Why did I want to write about going back in time and living forward?
When I was a boy, my father read Twain’s A Connecticut Yankee in King Arthur’s Court to us, enjoying the story of a modern man who found himself far in the past, as much as my sister and I did. It wasn’t until I was writing this novel that I understood why Dad might particularly have enjoyed it, as I savored the idea of a second chance at doing something significant. I came to see this diary of my falling back to early adolescence and living forward as a perfect medium for bringing to life many things I care about. Ah, and my body was literally rejuvenated.

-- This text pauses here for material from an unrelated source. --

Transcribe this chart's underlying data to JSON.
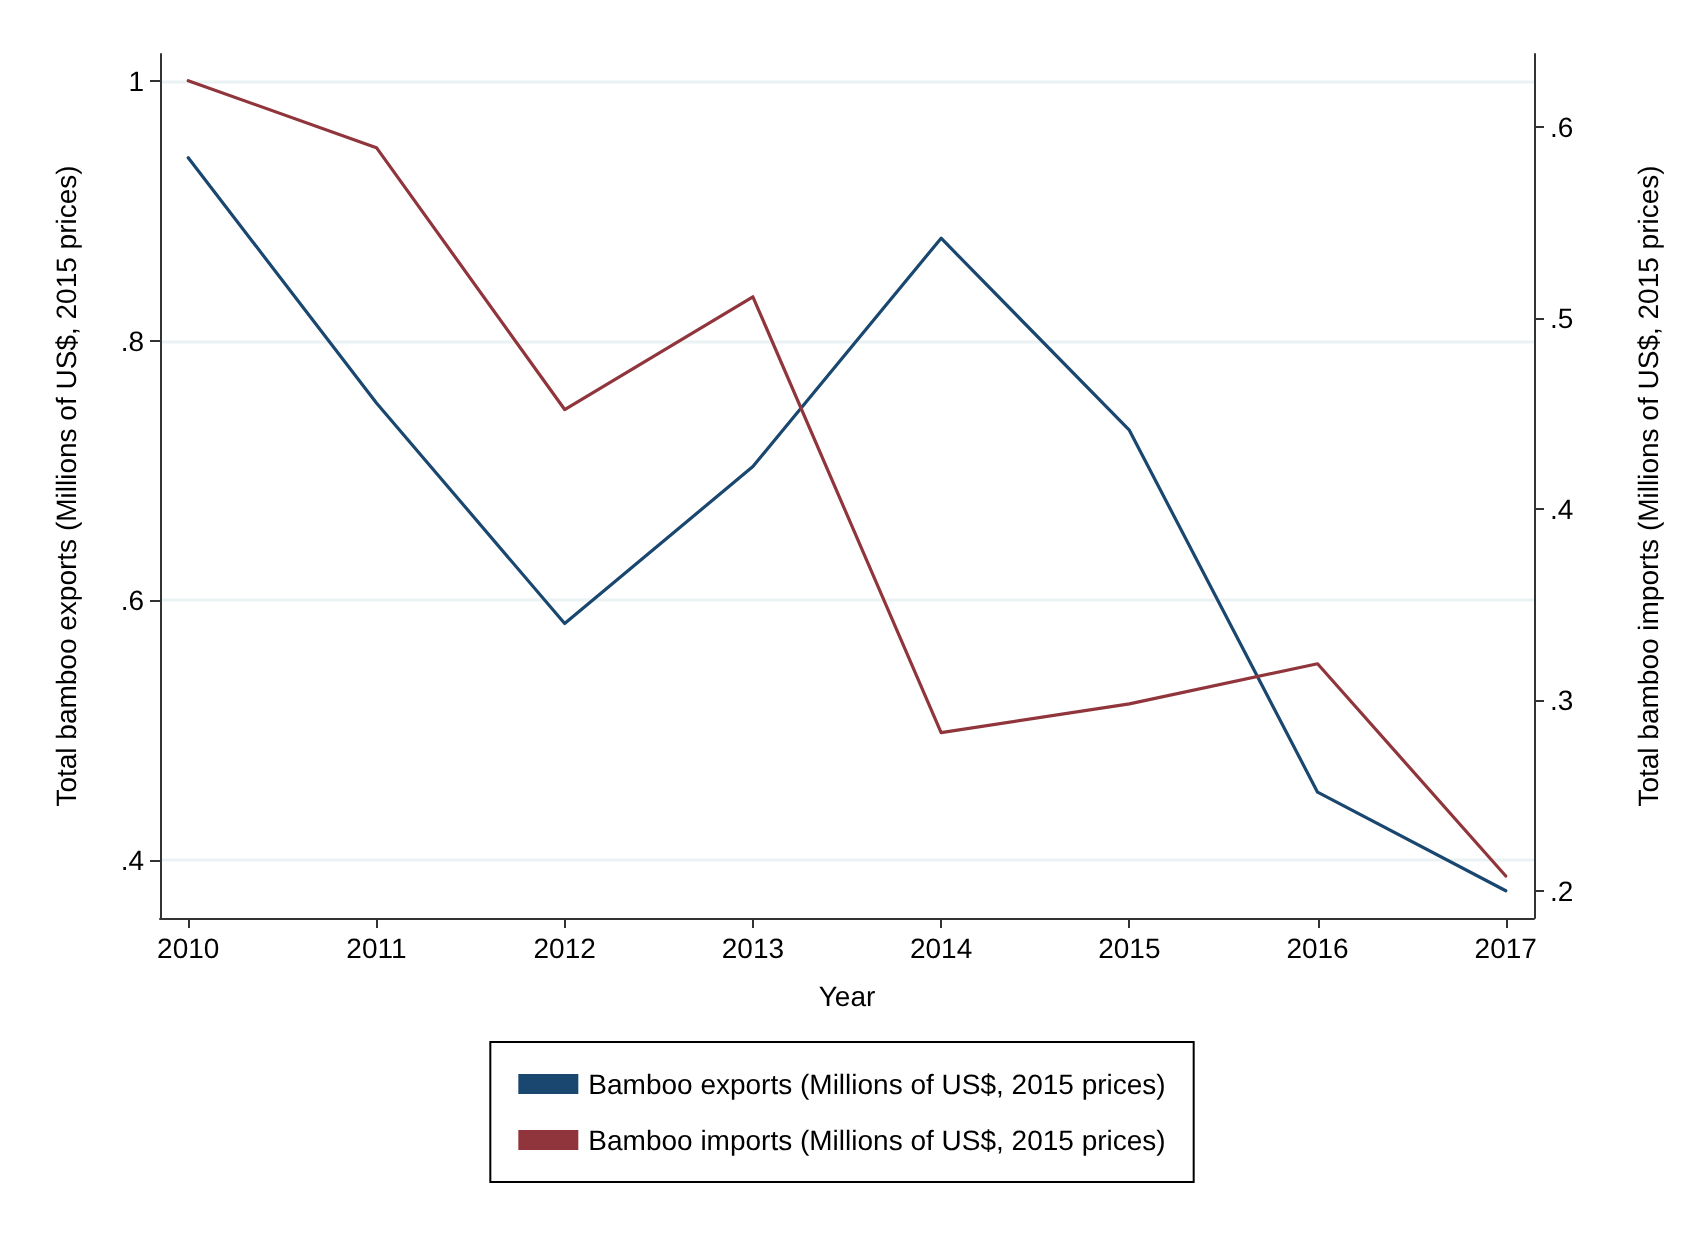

Why did I choose the diary format?
As I wrote, the novel transformed into a worldwide saga, with a sizeable cast needing to feel their lives, blending eventually into a great friendship, a noble undertaking. To keep track of them all, for me and readers, a blended diary let me economically identify the POV in each diary entry, along with the place and time. It also let me give immediacy their strands—a goal that also led me to write it always in the first person, present tense. I enjoyed, in the process, playing out some events from different points of view, like the son who had no idea why his mother broke off with the man he wanted as a step father….

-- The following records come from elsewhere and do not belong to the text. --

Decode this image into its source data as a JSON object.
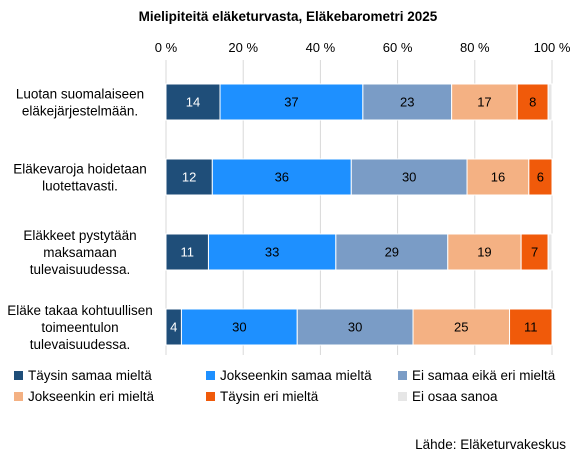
{
  "chart_data": {
    "type": "bar",
    "orientation": "horizontal",
    "stacked": true,
    "title": "Mielipiteitä eläketurvasta, Eläkebarometri 2025",
    "x_ticks": [
      "0 %",
      "20 %",
      "40 %",
      "60 %",
      "80 %",
      "100 %"
    ],
    "xlim": [
      0,
      100
    ],
    "grid": true,
    "legend_position": "bottom",
    "categories": [
      [
        "Luotan suomalaiseen",
        "eläkejärjestelmään."
      ],
      [
        "Eläkevaroja hoidetaan",
        "luotettavasti."
      ],
      [
        "Eläkkeet pystytään",
        "maksamaan",
        "tulevaisuudessa."
      ],
      [
        "Eläke takaa kohtuullisen",
        "toimeentulon",
        "tulevaisuudessa."
      ]
    ],
    "series": [
      {
        "name": "Täysin samaa mieltä",
        "color": "#1f4e79",
        "label_color": "#ffffff",
        "values": [
          14,
          12,
          11,
          4
        ]
      },
      {
        "name": "Jokseenkin samaa mieltä",
        "color": "#1e90ff",
        "label_color": "#000000",
        "values": [
          37,
          36,
          33,
          30
        ]
      },
      {
        "name": "Ei samaa eikä eri mieltä",
        "color": "#7a9cc6",
        "label_color": "#000000",
        "values": [
          23,
          30,
          29,
          30
        ]
      },
      {
        "name": "Jokseenkin eri mieltä",
        "color": "#f4b183",
        "label_color": "#000000",
        "values": [
          17,
          16,
          19,
          25
        ]
      },
      {
        "name": "Täysin eri mieltä",
        "color": "#f05a0a",
        "label_color": "#000000",
        "values": [
          8,
          6,
          7,
          11
        ]
      },
      {
        "name": "Ei osaa sanoa",
        "color": "#e6e6e6",
        "label_color": "#000000",
        "values": [
          1,
          0,
          1,
          0
        ]
      }
    ],
    "source": "Lähde: Eläketurvakeskus"
  }
}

David McCracken was born in Louisville, KY, in 1940. Raised mostly in Winchester, KY, he now lives in Northern Virginia, with his third and final wife. He has three children, two stepchildren, and six grandchildren.
After three years in the U.S. Navy following a lackluster academic start, he graduated from the University of Kentucky in 1963, in Diplomacy and International Commerce. He then worked as a Latin American country desk officer in the U.S. Department of Commerce until he returned to school to earn an M.A. in Elementary Education in 1970 from Murray State University, having always been intending to teach. Eventually realizing his children qualified for reduced-price lunches based on his own teaching salary, he studied computer programming at Northern Virginia Community College and worked as a programmer until shifting back into elementary teaching.
He began working on what became Fly Twice Backward in 1983 and finally finished it in 2019! At 79, David strongly doubts he’ll be doing another novel of such scope and complexity, but is preparing to work on a children’s science fiction novel with a progressive bent, being a devout progressive in politics and religion, as well as a lover of learning.